According to the clear statutory language, City Hospital was not required to present an administrative claim to the United States before asserting a cross-claim or third party complaint.
In Keleket X-Ray Corp. v. United States , 275 F.2d 167 (D.C. Cir. 1960), the District of Columbia Circuit considered a case in which the plaintiff's personal injury claim against the United States was dismissed for failure to file an administrative claim under 28 U.S.C. § 2401(b). Co-defendant Keleket filed a cross-claim for contribution, which was dismissed by the district court. The circuit court reversed the dismissal and held the cross-claim to be proper. This Court finds no basis upon which to distinguish Keleket.
Similarly, in Kelly v. Full Wood Foods, Inc. , 111 F.Supp.2d 712, 715 (D. Md. 2000) (Motz, J.), the District Court stated that "[u]nder the FTCA, the United States is liable for the acts and omissions of its agents that are tortious under the law of the place where the act or omission occurred. See 28 U.S.C. §§ 1346(b), 2674; Norton v. United States , 581 F.2d 390, 394 (4th Cir. 1978). This waiver of sovereign immunity extends to contribution claims that are viable under relevant state law. See United States v. Yellow Cab Co. , 340 U.S. 543, 548 (1951)."
"[E]ven if the Plaintiffs' suit against the United States is now barred by the FTCA, Defendants may prove that the United States `at some time was liable with [Defendants] for damage.' Keleket X-Ray Corp. v. United States , 275 F.2d 167, 169 (D.C. Cir. 1960). Contribution from the United States is, therefore, not precluded by the existence of a statute of limitations defense against Plaintiffs." Kelly , at 716.
Cases discussing third party complaints against the United States are in accord. See Thompson v. Wheeler , 898 F.2d 406 (3d Cir. 1990); Hassan v. Louisiana Dept. of Transp. Development , 923 F.Supp. 890 (W.D. La. 1996); Federal Deposit Ins. Corp. v. Miller , 781 F.Supp. 1280 (N.D. Ill. 1991); Jackson v. Southeastern Pennsylvania Transp. Auth. , 727 F.Supp. 965 (E.D. Pa. 1990); Thornton v. Town of Hull , 515 F.Supp. 715 (D. Mass. 1981); Globig v. Greene Gust Co. , 184 F.Supp. 530 (D. Wis. 1960); Boerger v. Commerce Ins. Services , 2005 WL 3440632 (D. N.J. 2005).
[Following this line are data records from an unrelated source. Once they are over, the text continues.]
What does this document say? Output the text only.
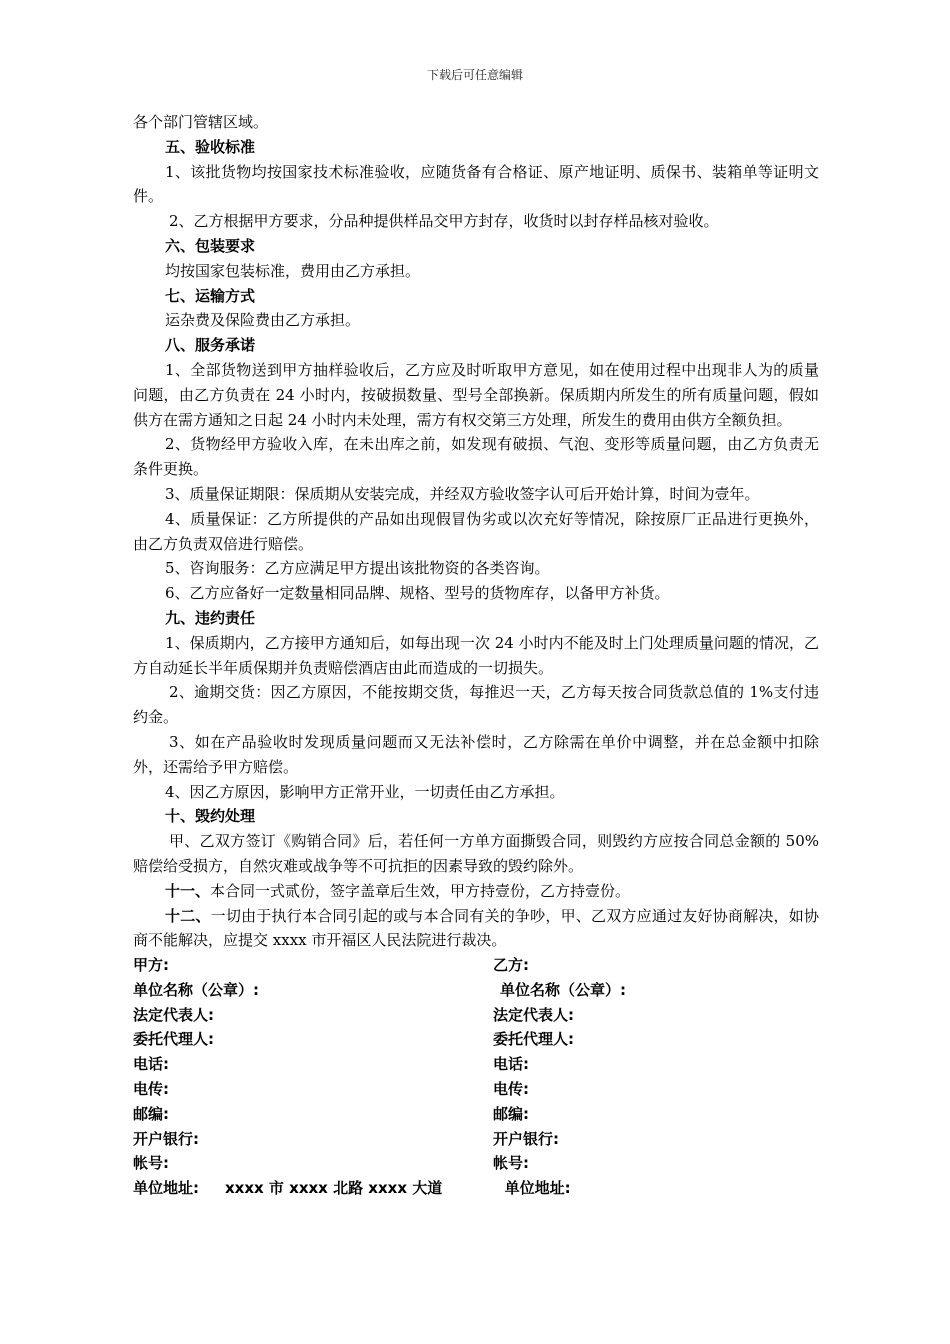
下载后可任意编辑

各个部门管辖区域。

五、验收标准

1、该批货物均按国家技术标准验收，应随货备有合格证、原产地证明、质保书、装箱单等证明文件。

2、乙方根据甲方要求，分品种提供样品交甲方封存，收货时以封存样品核对验收。

六、包装要求

均按国家包装标准，费用由乙方承担。

七、运输方式

运杂费及保险费由乙方承担。

八、服务承诺

1、全部货物送到甲方抽样验收后，乙方应及时听取甲方意见，如在使用过程中出现非人为的质量问题，由乙方负责在 24 小时内，按破损数量、型号全部换新。保质期内所发生的所有质量问题，假如供方在需方通知之日起 24 小时内未处理，需方有权交第三方处理，所发生的费用由供方全额负担。

2、货物经甲方验收入库，在未出库之前，如发现有破损、气泡、变形等质量问题，由乙方负责无条件更换。

3、质量保证期限：保质期从安装完成，并经双方验收签字认可后开始计算，时间为壹年。

4、质量保证：乙方所提供的产品如出现假冒伪劣或以次充好等情况，除按原厂正品进行更换外，由乙方负责双倍进行赔偿。

5、咨询服务：乙方应满足甲方提出该批物资的各类咨询。

6、乙方应备好一定数量相同品牌、规格、型号的货物库存，以备甲方补货。

九、违约责任

1、保质期内，乙方接甲方通知后，如每出现一次 24 小时内不能及时上门处理质量问题的情况，乙方自动延长半年质保期并负责赔偿酒店由此而造成的一切损失。

2、逾期交货：因乙方原因，不能按期交货，每推迟一天，乙方每天按合同货款总值的 1%支付违约金。

3、如在产品验收时发现质量问题而又无法补偿时，乙方除需在单价中调整，并在总金额中扣除外，还需给予甲方赔偿。

4、因乙方原因，影响甲方正常开业，一切责任由乙方承担。

十、毁约处理

甲、乙双方签订《购销合同》后，若任何一方单方面撕毁合同，则毁约方应按合同总金额的 50%赔偿给受损方，自然灾难或战争等不可抗拒的因素导致的毁约除外。

十一、本合同一式贰份，签字盖章后生效，甲方持壹份，乙方持壹份。

十二、一切由于执行本合同引起的或与本合同有关的争吵，甲、乙双方应通过友好协商解决，如协商不能解决，应提交 xxxx 市开福区人民法院进行裁决。

甲方:	乙方:
单位名称（公章）:	单位名称（公章）:
法定代表人:	法定代表人:
委托代理人:	委托代理人:
电话:	电话:
电传:	电传:
邮编:	邮编:
开户银行:	开户银行:
帐号:	帐号:
单位地址: xxxx 市 xxxx 北路 xxxx 大道	单位地址:
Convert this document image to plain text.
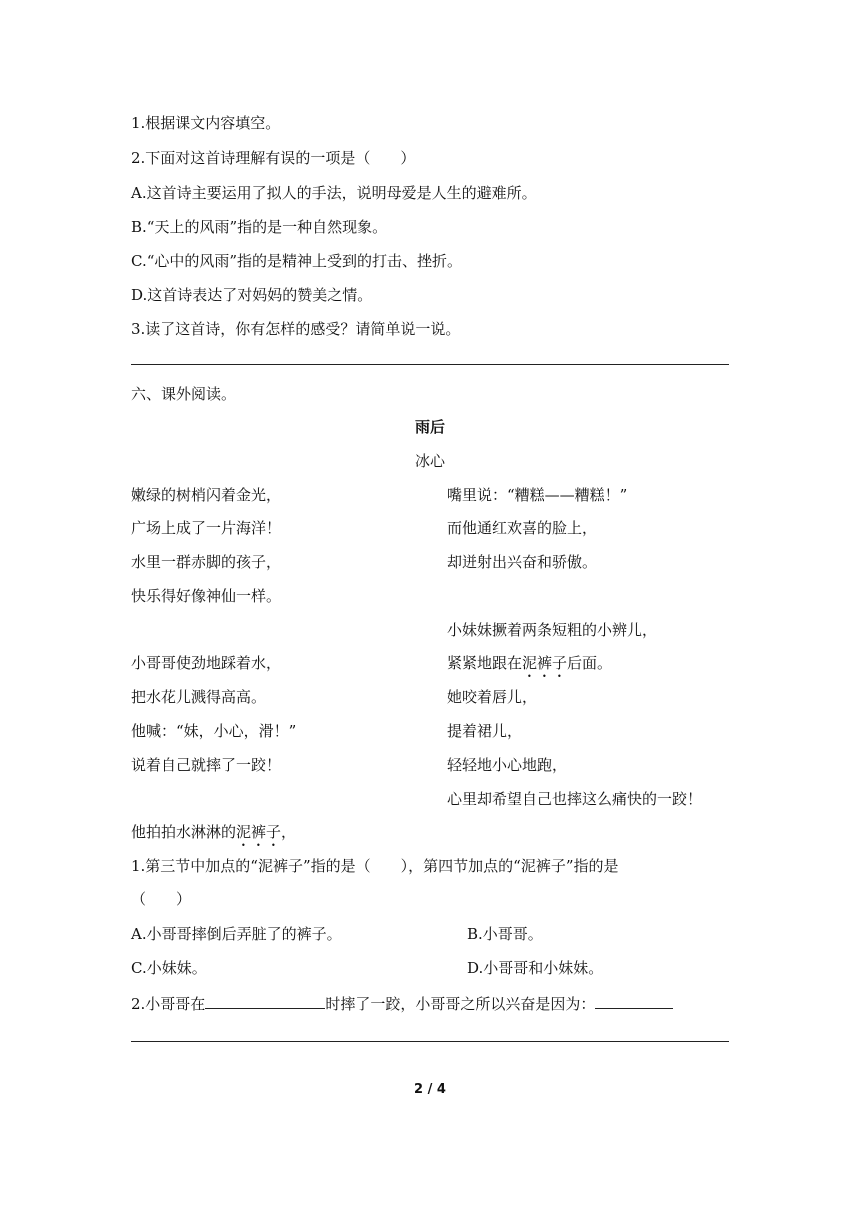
1.根据课文内容填空。
2.下面对这首诗理解有误的一项是（　　）
A.这首诗主要运用了拟人的手法，说明母爱是人生的避难所。
B.“天上的风雨”指的是一种自然现象。
C.“心中的风雨”指的是精神上受到的打击、挫折。
D.这首诗表达了对妈妈的赞美之情。
3.读了这首诗，你有怎样的感受？请简单说一说。
六、课外阅读。
雨后
冰心
嫩绿的树梢闪着金光，
广场上成了一片海洋！
水里一群赤脚的孩子，
快乐得好像神仙一样。
小哥哥使劲地踩着水，
把水花儿溅得高高。
他喊：“妹，小心，滑！”
说着自己就摔了一跤！
嘴里说：“糟糕——糟糕！”
而他通红欢喜的脸上，
却迸射出兴奋和骄傲。
小妹妹撅着两条短粗的小辨儿，
紧紧地跟在泥裤子后面。
她咬着唇儿，
提着裙儿，
轻轻地小心地跑，
心里却希望自己也摔这么痛快的一跤！
他拍拍水淋淋的泥裤子，
1.第三节中加点的“泥裤子”指的是（　　），第四节加点的“泥裤子”指的是
（　　）
A.小哥哥摔倒后弄脏了的裤子。	B.小哥哥。
C.小妹妹。	D.小哥哥和小妹妹。
2.小哥哥在	时摔了一跤，小哥哥之所以兴奋是因为：
2 / 4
Inasmuch as this Court finds that a cross-claim by City Hospital against the United States is barred neither by sovereign immunity nor by the failure to assert an administrative claim, the Court will GRANT Defendant City Hospital, Inc.'s Motion to Amend Answer to Add Crossclaim against the Co-Defendant United States of America (Doc. 34). Inasmuch as Defendant City Hospital, Inc.'s Conditional Motion for Leave to File a Third-Party Complaint against the United States of America (Doc. 54) was made conditional on the United States being dismissed, which did not occur, the same is DENIED AS MOOT.
SO ORDERED.
The Clerk is directed to transmit copies of this Order to counsel of record herein.